Alors que Donald Trump entre en fonction pour son second mandat présidentiel ce lundi 20 janvier avec, dans son sillage, son potentiel futur ministre de l’efficience gouvernementale, Elon Musk, patron de X, une déferlante de fermetures de comptes vient sanctionner un réseau considéré comme infréquentable.
Et comme Le Monde, le Guardian, le New York Times, Bastamag, Mediapart et de nombreuses ONG telles Amnesty International et Public Eye, Le Courrier quitte X. Pas besoin de revenir en long et en large sur les contenus problématiques de la plateforme, qui vont des discours haineux aux fake news en série. Strapontin pour l’extrême droite et les antiféministes, le réseau social X est devenu nauséabond.
Si certains choisissent de rester sur X pour y faire résonner une voix humaniste, de gauche ou écologiste, comme l’avait décidé le média indépendant Reporterre avant de rejoindre lui aussi le mouvement #HelloQuitteX, notre journal n’y croit plus et refuse de le cautionner par sa présence, voire de financer ce genre de contenus. Le journalisme n’a plus rien à gagner sur une plateforme qui ne donne plus de place à un débat public sain et équilibré.

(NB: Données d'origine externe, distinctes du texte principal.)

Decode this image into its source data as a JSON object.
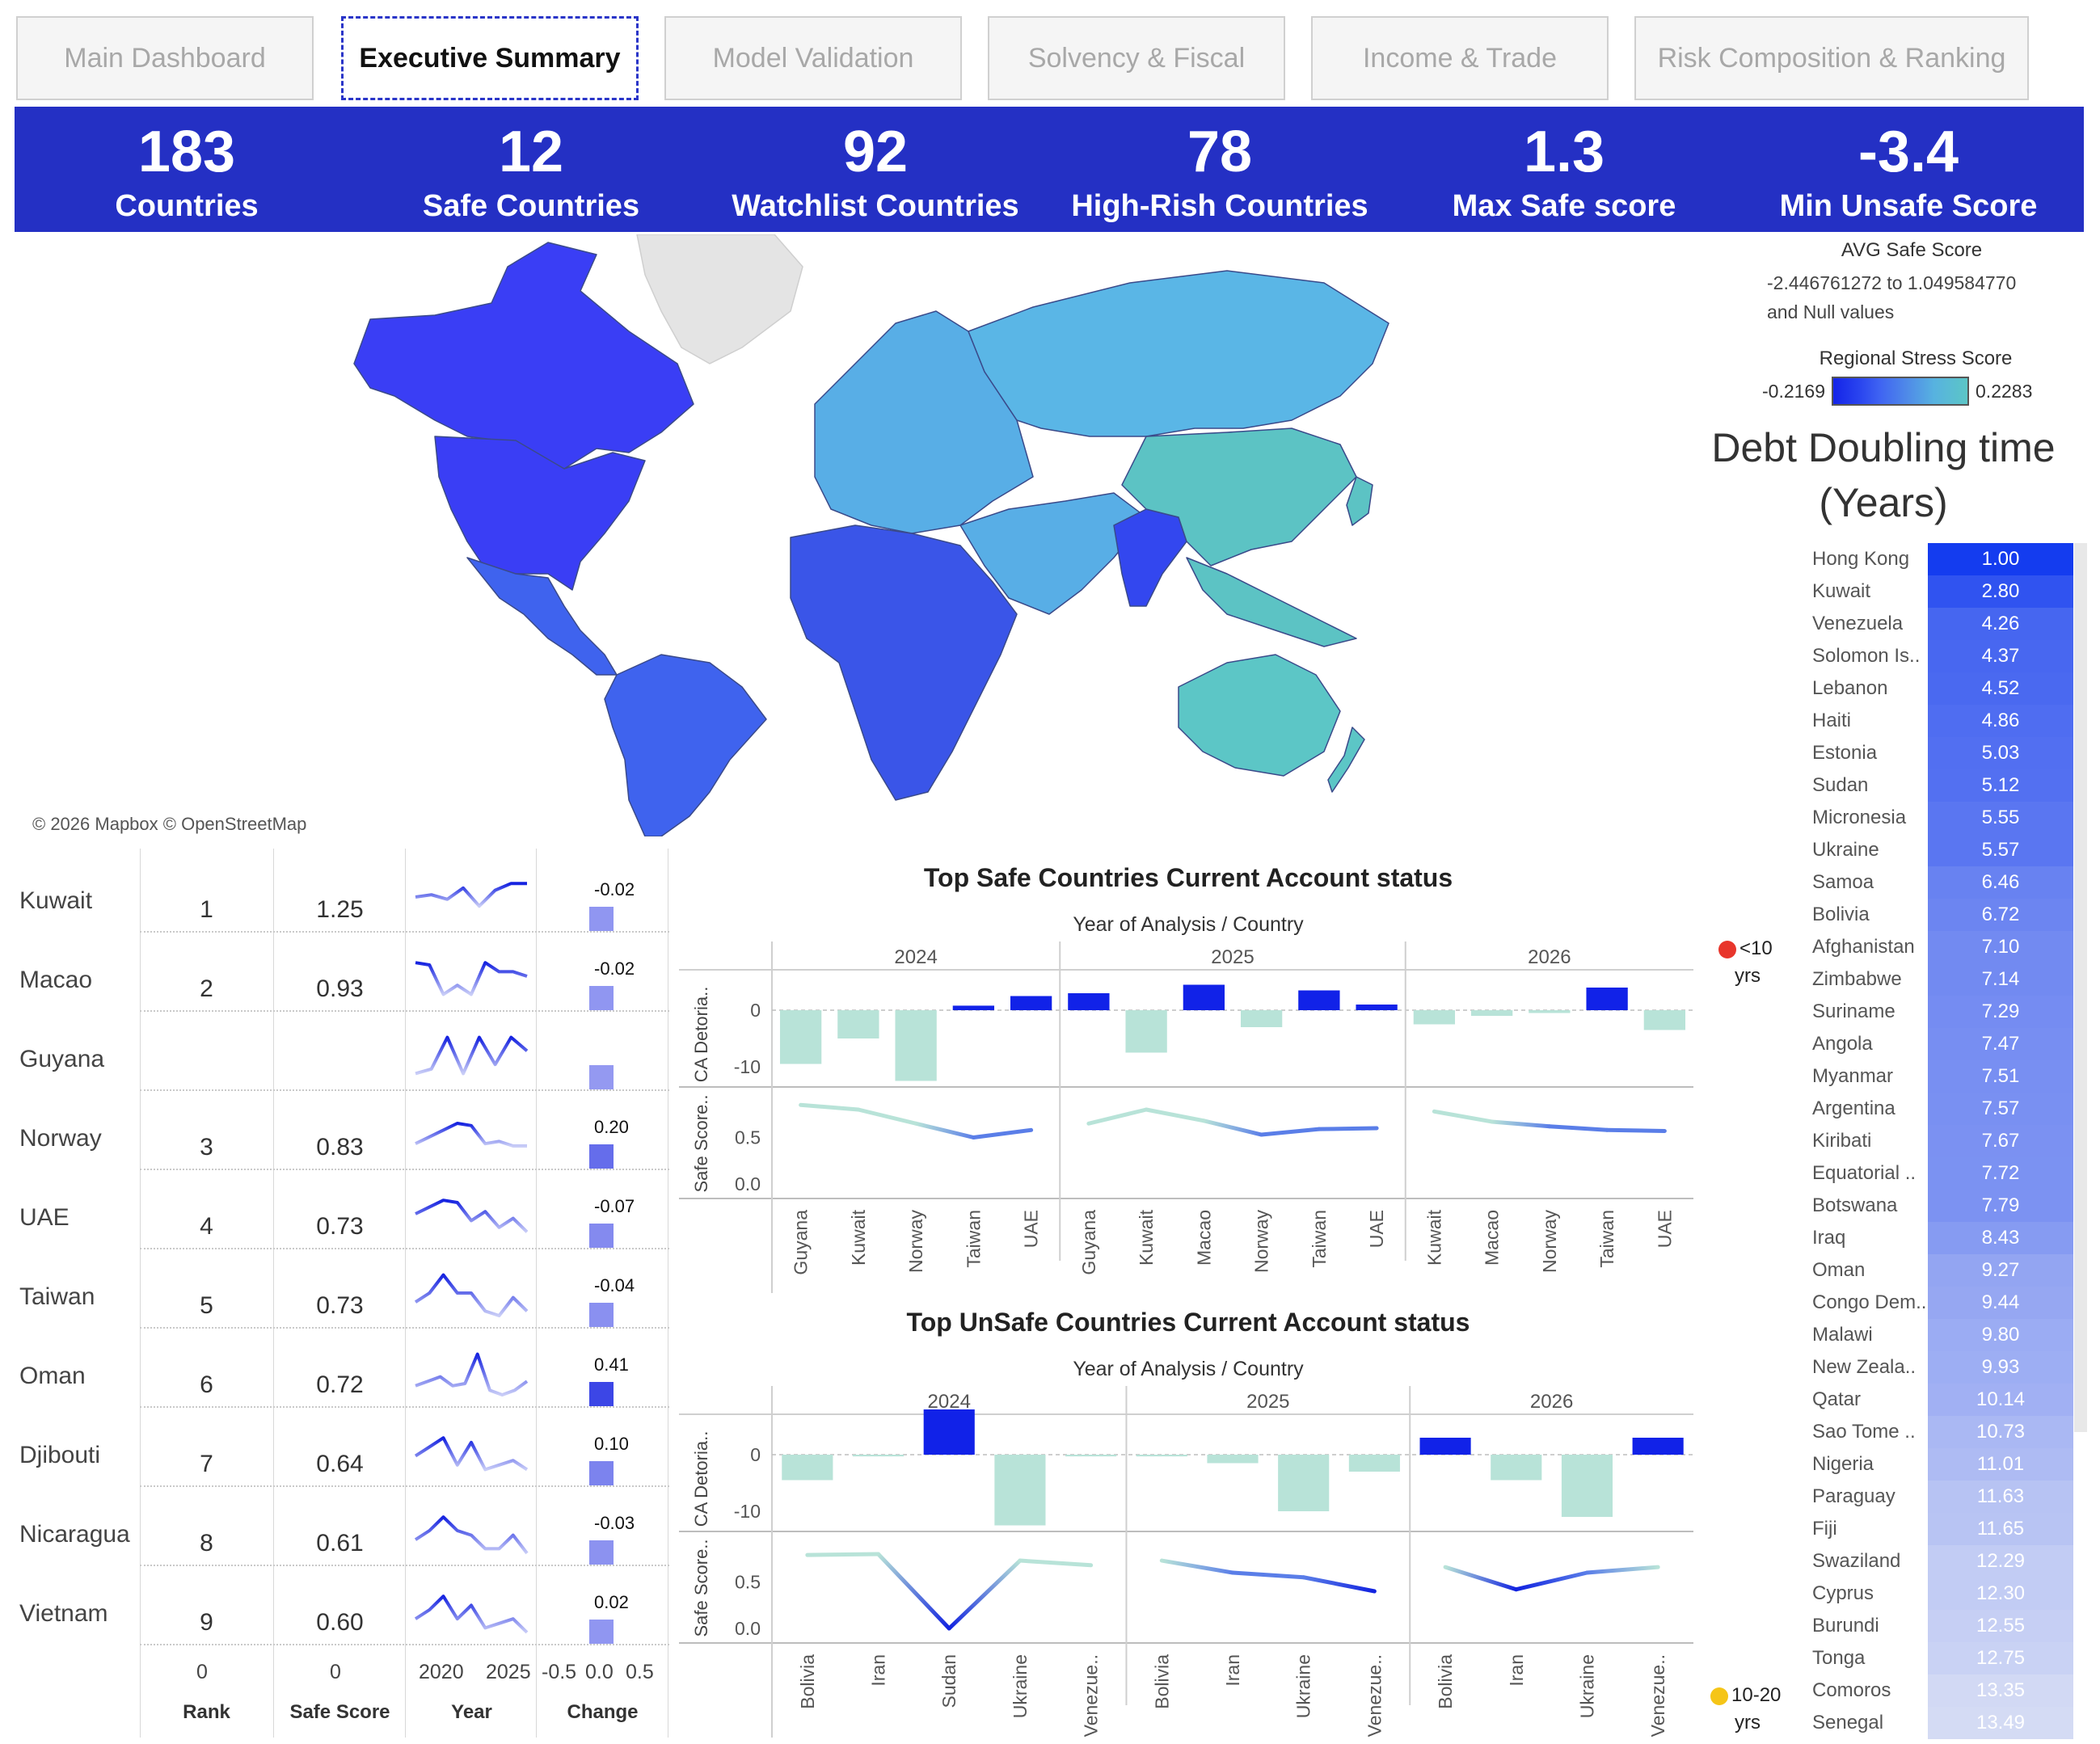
{
  "tabs": [
    {
      "label": "Main Dashboard",
      "active": false
    },
    {
      "label": "Executive Summary",
      "active": true
    },
    {
      "label": "Model Validation",
      "active": false
    },
    {
      "label": "Solvency & Fiscal",
      "active": false
    },
    {
      "label": "Income & Trade",
      "active": false
    },
    {
      "label": "Risk Composition & Ranking",
      "active": false
    }
  ],
  "kpis": [
    {
      "value": "183",
      "label": "Countries"
    },
    {
      "value": "12",
      "label": "Safe Countries"
    },
    {
      "value": "92",
      "label": "Watchlist Countries"
    },
    {
      "value": "78",
      "label": "High-Rish Countries"
    },
    {
      "value": "1.3",
      "label": "Max Safe score"
    },
    {
      "value": "-3.4",
      "label": "Min Unsafe Score"
    }
  ],
  "map": {
    "credit": "© 2026 Mapbox © OpenStreetMap",
    "colors": {
      "americas": "#3a3ef5",
      "latam": "#3f63ee",
      "africa": "#3a55e8",
      "india": "#3347ef",
      "europe": "#58aee6",
      "russia": "#5ab6e6",
      "east_asia": "#5cc3c4",
      "oceania": "#5cc6c6",
      "greenland": "#e4e4e4"
    }
  },
  "avg_safe_legend": {
    "title": "AVG Safe Score",
    "range_line1": "-2.446761272 to 1.049584770",
    "range_line2": "and Null values"
  },
  "stress_legend": {
    "title": "Regional Stress Score",
    "min": "-0.2169",
    "max": "0.2283"
  },
  "debt": {
    "title_line1": "Debt Doubling time",
    "title_line2": "(Years)",
    "rows": [
      {
        "country": "Hong Kong",
        "value": "1.00"
      },
      {
        "country": "Kuwait",
        "value": "2.80"
      },
      {
        "country": "Venezuela",
        "value": "4.26"
      },
      {
        "country": "Solomon Is..",
        "value": "4.37"
      },
      {
        "country": "Lebanon",
        "value": "4.52"
      },
      {
        "country": "Haiti",
        "value": "4.86"
      },
      {
        "country": "Estonia",
        "value": "5.03"
      },
      {
        "country": "Sudan",
        "value": "5.12"
      },
      {
        "country": "Micronesia",
        "value": "5.55"
      },
      {
        "country": "Ukraine",
        "value": "5.57"
      },
      {
        "country": "Samoa",
        "value": "6.46"
      },
      {
        "country": "Bolivia",
        "value": "6.72"
      },
      {
        "country": "Afghanistan",
        "value": "7.10"
      },
      {
        "country": "Zimbabwe",
        "value": "7.14"
      },
      {
        "country": "Suriname",
        "value": "7.29"
      },
      {
        "country": "Angola",
        "value": "7.47"
      },
      {
        "country": "Myanmar",
        "value": "7.51"
      },
      {
        "country": "Argentina",
        "value": "7.57"
      },
      {
        "country": "Kiribati",
        "value": "7.67"
      },
      {
        "country": "Equatorial ..",
        "value": "7.72"
      },
      {
        "country": "Botswana",
        "value": "7.79"
      },
      {
        "country": "Iraq",
        "value": "8.43"
      },
      {
        "country": "Oman",
        "value": "9.27"
      },
      {
        "country": "Congo Dem..",
        "value": "9.44"
      },
      {
        "country": "Malawi",
        "value": "9.80"
      },
      {
        "country": "New Zeala..",
        "value": "9.93"
      },
      {
        "country": "Qatar",
        "value": "10.14"
      },
      {
        "country": "Sao Tome ..",
        "value": "10.73"
      },
      {
        "country": "Nigeria",
        "value": "11.01"
      },
      {
        "country": "Paraguay",
        "value": "11.63"
      },
      {
        "country": "Fiji",
        "value": "11.65"
      },
      {
        "country": "Swaziland",
        "value": "12.29"
      },
      {
        "country": "Cyprus",
        "value": "12.30"
      },
      {
        "country": "Burundi",
        "value": "12.55"
      },
      {
        "country": "Tonga",
        "value": "12.75"
      },
      {
        "country": "Comoros",
        "value": "13.35"
      },
      {
        "country": "Senegal",
        "value": "13.49"
      }
    ],
    "legend_lt10": "<10",
    "legend_lt10_unit": "yrs",
    "legend_10_20": "10-20",
    "legend_10_20_unit": "yrs",
    "legend_lt10_color": "#e8362c",
    "legend_10_20_color": "#f5c518"
  },
  "ranking": {
    "headers": {
      "rank": "Rank",
      "score": "Safe Score",
      "year": "Year",
      "change": "Change"
    },
    "axis": {
      "rank_zero": "0",
      "score_zero": "0",
      "year_2020": "2020",
      "year_2025": "2025",
      "chg_neg": "-0.5",
      "chg_zero": "0.0",
      "chg_pos": "0.5"
    },
    "rows": [
      {
        "country": "Kuwait",
        "rank": "1",
        "score": "1.25",
        "change": "-0.02",
        "spark": [
          0.5,
          0.55,
          0.45,
          0.7,
          0.3,
          0.65,
          0.8,
          0.8
        ]
      },
      {
        "country": "Macao",
        "rank": "2",
        "score": "0.93",
        "change": "-0.02",
        "spark": [
          0.8,
          0.75,
          0.1,
          0.3,
          0.1,
          0.8,
          0.6,
          0.6,
          0.5
        ]
      },
      {
        "country": "Guyana",
        "rank": "",
        "score": "",
        "change": "",
        "spark": [
          0.1,
          0.2,
          0.9,
          0.1,
          0.9,
          0.3,
          0.9,
          0.6
        ]
      },
      {
        "country": "Norway",
        "rank": "3",
        "score": "0.83",
        "change": "0.20",
        "spark": [
          0.3,
          0.45,
          0.6,
          0.75,
          0.7,
          0.3,
          0.35,
          0.25,
          0.25
        ]
      },
      {
        "country": "UAE",
        "rank": "4",
        "score": "0.73",
        "change": "-0.07",
        "spark": [
          0.5,
          0.65,
          0.8,
          0.75,
          0.35,
          0.55,
          0.2,
          0.4,
          0.1
        ]
      },
      {
        "country": "Taiwan",
        "rank": "5",
        "score": "0.73",
        "change": "-0.04",
        "spark": [
          0.3,
          0.5,
          0.9,
          0.5,
          0.5,
          0.1,
          0.0,
          0.4,
          0.1
        ]
      },
      {
        "country": "Oman",
        "rank": "6",
        "score": "0.72",
        "change": "0.41",
        "spark": [
          0.2,
          0.3,
          0.4,
          0.2,
          0.25,
          0.9,
          0.1,
          0.0,
          0.1,
          0.3
        ]
      },
      {
        "country": "Djibouti",
        "rank": "7",
        "score": "0.64",
        "change": "0.10",
        "spark": [
          0.4,
          0.6,
          0.8,
          0.2,
          0.7,
          0.1,
          0.2,
          0.3,
          0.1
        ]
      },
      {
        "country": "Nicaragua",
        "rank": "8",
        "score": "0.61",
        "change": "-0.03",
        "spark": [
          0.3,
          0.5,
          0.8,
          0.5,
          0.4,
          0.1,
          0.1,
          0.4,
          0.0
        ]
      },
      {
        "country": "Vietnam",
        "rank": "9",
        "score": "0.60",
        "change": "0.02",
        "spark": [
          0.3,
          0.5,
          0.8,
          0.3,
          0.6,
          0.1,
          0.2,
          0.3,
          0.0
        ]
      }
    ]
  },
  "safe_chart": {
    "title": "Top Safe Countries Current Account status",
    "subtitle": "Year of Analysis  /  Country",
    "y_label_top": "CA Detoria..",
    "y_label_bottom": "Safe Score..",
    "ticks_top": [
      "0",
      "-10"
    ],
    "ticks_bottom": [
      "0.5",
      "0.0"
    ],
    "positive_color": "#1122e8",
    "negative_color": "#b8e3d8",
    "years": [
      {
        "year": "2024",
        "countries": [
          "Guyana",
          "Kuwait",
          "Norway",
          "Taiwan",
          "UAE"
        ],
        "ca": [
          -9.5,
          -5,
          -12.5,
          0.8,
          2.5
        ],
        "score": [
          0.85,
          0.8,
          0.65,
          0.5,
          0.58
        ]
      },
      {
        "year": "2025",
        "countries": [
          "Guyana",
          "Kuwait",
          "Macao",
          "Norway",
          "Taiwan",
          "UAE"
        ],
        "ca": [
          3,
          -7.5,
          4.5,
          -3,
          3.5,
          1
        ],
        "score": [
          0.65,
          0.8,
          0.68,
          0.53,
          0.59,
          0.6
        ]
      },
      {
        "year": "2026",
        "countries": [
          "Kuwait",
          "Macao",
          "Norway",
          "Taiwan",
          "UAE"
        ],
        "ca": [
          -2.5,
          -1,
          -0.5,
          4,
          -3.5
        ],
        "score": [
          0.78,
          0.67,
          0.62,
          0.58,
          0.57
        ]
      }
    ]
  },
  "unsafe_chart": {
    "title": "Top UnSafe Countries Current Account status",
    "subtitle": "Year of Analysis  /  Country",
    "y_label_top": "CA Detoria..",
    "y_label_bottom": "Safe Score..",
    "ticks_top": [
      "0",
      "-10"
    ],
    "ticks_bottom": [
      "0.5",
      "0.0"
    ],
    "positive_color": "#1122e8",
    "negative_color": "#b8e3d8",
    "years": [
      {
        "year": "2024",
        "countries": [
          "Bolivia",
          "Iran",
          "Sudan",
          "Ukraine",
          "Venezue.."
        ],
        "ca": [
          -4.5,
          -0.3,
          8,
          -12.5,
          -0.3
        ],
        "score": [
          0.79,
          0.8,
          0.0,
          0.73,
          0.68
        ]
      },
      {
        "year": "2025",
        "countries": [
          "Bolivia",
          "Iran",
          "Ukraine",
          "Venezue.."
        ],
        "ca": [
          -0.3,
          -1.5,
          -10,
          -3
        ],
        "score": [
          0.73,
          0.6,
          0.55,
          0.4
        ]
      },
      {
        "year": "2026",
        "countries": [
          "Bolivia",
          "Iran",
          "Ukraine",
          "Venezue.."
        ],
        "ca": [
          3,
          -4.5,
          -11,
          3
        ],
        "score": [
          0.66,
          0.42,
          0.6,
          0.66
        ]
      }
    ]
  }
}
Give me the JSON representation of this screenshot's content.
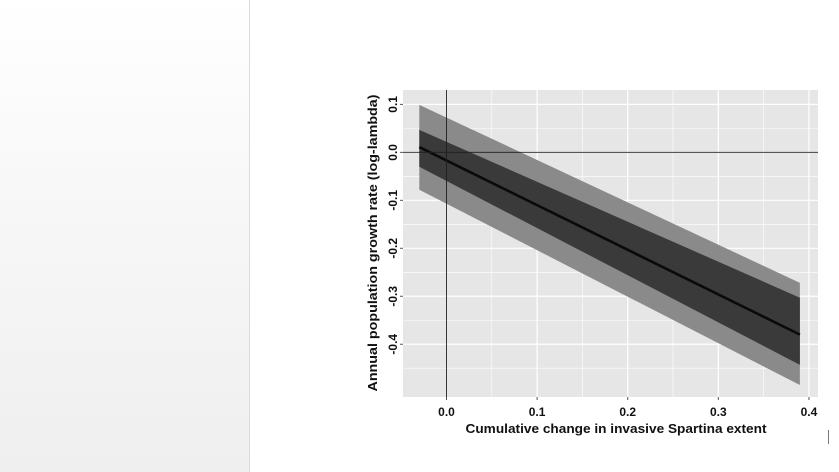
{
  "chart_data": {
    "type": "line",
    "title": "",
    "xlabel": "Cumulative change in invasive Spartina extent",
    "ylabel": "Annual population growth rate (log-lambda)",
    "xlim": [
      -0.048,
      0.41
    ],
    "ylim": [
      -0.51,
      0.13
    ],
    "x_ticks": [
      0,
      0.1,
      0.2,
      0.3,
      0.4
    ],
    "x_tick_labels": [
      "0.0",
      "0.1",
      "0.2",
      "0.3",
      "0.4"
    ],
    "y_ticks": [
      0.1,
      0,
      -0.1,
      -0.2,
      -0.3,
      -0.4
    ],
    "y_tick_labels": [
      "0.1",
      "0.0",
      "-0.1",
      "-0.2",
      "-0.3",
      "-0.4"
    ],
    "grid": true,
    "reference_lines": {
      "x": 0,
      "y": 0
    },
    "line": {
      "x": [
        -0.03,
        0.39
      ],
      "y": [
        0.011,
        -0.38
      ]
    },
    "bands": [
      {
        "x": [
          -0.03,
          0.39
        ],
        "upper": [
          0.099,
          -0.272
        ],
        "lower": [
          -0.078,
          -0.485
        ],
        "color": "#8a8a8a"
      },
      {
        "x": [
          -0.03,
          0.39
        ],
        "upper": [
          0.047,
          -0.303
        ],
        "lower": [
          -0.03,
          -0.443
        ],
        "color": "#3a3a3a"
      }
    ]
  },
  "colors": {
    "panel_background": "#e6e6e6",
    "grid": "#ffffff",
    "line": "#0a0a0a",
    "reference": "#1e1e1e",
    "left_panel": "#f4f4f4"
  }
}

Bon débarras? On pourrait le penser, d’autant plus que l’algorithme de X invisibilise depuis plusieurs mois les contenus publiés par les médias dits traditionnels, comme Le Courrier, qui effectuent un travail d’enquête et de vérification des informations. Mais l’algorithme de Meta fait de même depuis plusieurs années! Et quid de l’annonce inquiétante lancée par son propriétaire, Mark Zuckerberg, de mettre un terme à la vérification des informations (fact-checking) aux Etats-Unis?
Alors, faut-il aussi laisser tomber Facebook et Instagram? La question s’est posée. Le Courrier a décidé d’y rester pour le moment, afin de préserver des contacts précieux et l’accès à certaines informations; Instagram constitue par exemple un canal important pour savoir ce qui se passe à Gaza. Une grande partie des actions militantes se diffusent également par ce réseau. Mais il faudra faire preuve de vigilance, s’en tenir à notre éthique et définir les limites de ce qui est acceptable.
Quitter X, donc. Mais pour aller où? Comme de nombreux médias, Le Courrier a rejoint Bluesky, un réseau développé il y a cinq ans sur mandat de Twitter, devenu indépendant en 2021. Etiquetée comme bienveillante et libre de toute haine ou violence, cette plateforme en croissance exponentielle depuis l’élection de Donald Trump peine néanmoins à proposer une modération plus efficace que celle des rejetons d’Elon Musk et de Mark Zuckerberg. Que va-t-il se passer quand tout le monde, y compris l’extrême droite, s’y retrouvera?
«On aimerait pouvoir s’en passer, mais on n’y arrive pas, c’est un peu comme avoir une relation avec un pervers narcissique», relevait l’autre jour un collègue. Comment lui donner tort? Les réseaux sociaux sont nos caissettes à journaux en cette ère digitale. Ils permettent de faire savoir à nos communautés que nous avons publié un article susceptible de les intéresser. Et si la plupart des gens «aiment» ou commentent nos publications sans lire les articles qu’y sont liés, il reste difficile de se priver de cette occasion de faire connaître notre travail journalistique, nos opinions et nos valeurs.